Directors Carolina Montejo, Andre Salehian
Director Carolina Montejo

The film was an important catalyst in the UC’s climate goals, and in addition to various actions carried out by many Green New Deal members and organizers, the UC eventually committed to abandoning the carbon offset strategy. We contributed to that!

Please tell us about your favorite filmmakers.

It depends on the genre and the mode of production! I am a great admirer of Julie Dash, Chantal Ackerman, Agnes Varda, Chris Marker, Tony Gatlif, Maya Deren, and Alain Resnais to mention a few. I also love contemporary filmmakers such as Pedro Almodovar, Barry Jenkins, and Ava Duvernay. Recently, I have also enjoyed the work of Allora and Calzadilla, Asinnajaq, and Kimi Takesue.

If you were given a good budget, what would be your ideal project?

My ideal project at the moment would be a biopic about one of many assassinated environmental leaders from the Global South who faced incredible oppression to fight for social and environmental justice. I love documentaries and experimental films and have enjoyed every project I have been a part of, but right now I am interested in narrative films based on real people and communities. I think more important than how their lives end with violence, what matters is their passion and dedication, and the legacy they leave for others to continue to resist.

Describe how you would ensure that production is on schedule. What steps would you take?

Being realistic about budget and people power is the first step. Having a great team that is committed to the project is also key. I work well with deadlines and I’m very organized with different stages of the production process. In addition to being a filmmaker, I’m also a professor, teaching in semester and quarter systems all year, so I’m used to a fast pace and delivering results.

I set realistic goals and don’t expect people to burn out or forget every other aspect of their lives. I believe in preparing as much as possible but leaving space for intuition to guide parts of the creative process. Being transparent with the team and ensuring great communication can get you to meet your goals while enjoying the process.

What was the hardest part of making ‘Coming Clean, A Demand for a Fossil Free UC’? Each stage had different challenges. Deciding on a narrative strategy was a big move, making sure that the group of interviewees we wanted were available during the week we would be traveling through seven UC California campuses was a long shot, too! Getting some of the decision-makers on camera was difficult and many people canceled for fear of confrontation, so we had to adjust parts of the strategy on the way. Sometimes we needed to be very discrete with our filming, especially close to power plants, and refineries. That was nerve-wracking! The difficult parts ARE the filmmaking process… every production has difficult moments, even if everything is planned out.

If possible, tell us about your next work. What plans do you have for your future work?

Right now I’m writing a treatment for my ideal project, based on true events surrounding environmental leaders, corporate interests, corruption, and violence, but mostly, the story is about the value of life in all its forms and the importance of social action, liberation, and community. I want to tell the amazing story of the people risking their lives to save rivers, animals, and ecosystems, and bring sovereignty to those that have been oppressed by geopolitical interests.
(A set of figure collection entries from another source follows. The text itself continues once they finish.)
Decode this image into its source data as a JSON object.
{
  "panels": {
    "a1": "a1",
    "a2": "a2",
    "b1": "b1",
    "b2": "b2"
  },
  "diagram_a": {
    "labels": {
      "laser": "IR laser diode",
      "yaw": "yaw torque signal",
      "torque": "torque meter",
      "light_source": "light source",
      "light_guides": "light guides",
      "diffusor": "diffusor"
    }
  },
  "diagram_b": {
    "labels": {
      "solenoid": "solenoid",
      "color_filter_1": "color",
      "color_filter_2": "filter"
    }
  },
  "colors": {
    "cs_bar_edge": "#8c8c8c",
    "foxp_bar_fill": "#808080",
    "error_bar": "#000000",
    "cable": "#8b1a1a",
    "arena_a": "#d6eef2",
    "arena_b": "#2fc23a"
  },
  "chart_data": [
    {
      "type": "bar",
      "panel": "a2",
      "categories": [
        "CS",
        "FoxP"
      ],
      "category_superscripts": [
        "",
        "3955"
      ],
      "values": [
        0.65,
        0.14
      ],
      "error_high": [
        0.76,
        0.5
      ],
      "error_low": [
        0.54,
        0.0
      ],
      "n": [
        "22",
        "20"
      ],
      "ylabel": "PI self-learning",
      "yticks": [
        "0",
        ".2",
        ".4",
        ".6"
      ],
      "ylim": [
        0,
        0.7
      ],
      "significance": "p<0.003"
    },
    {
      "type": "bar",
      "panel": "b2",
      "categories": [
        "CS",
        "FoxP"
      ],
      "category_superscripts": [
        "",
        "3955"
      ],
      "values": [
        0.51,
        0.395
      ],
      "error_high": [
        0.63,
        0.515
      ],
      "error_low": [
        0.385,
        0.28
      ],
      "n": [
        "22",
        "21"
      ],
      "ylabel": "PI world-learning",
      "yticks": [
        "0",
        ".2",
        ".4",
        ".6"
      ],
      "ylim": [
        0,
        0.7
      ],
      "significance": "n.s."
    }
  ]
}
We hear about these stories in the news, and through documentaries, which of course are very important, but I want to highlight their lives in a classic cinematic way that also incorporates some of my more experimental approaches to storytelling. In addition to this, I have an ongoing experimental film titled Eco, Fantasy, Premonition, a series of short films that bridge ecological fears and 21st-century climate and social realities with intimacy, scientific prediction, and the possibility to act on our developing future.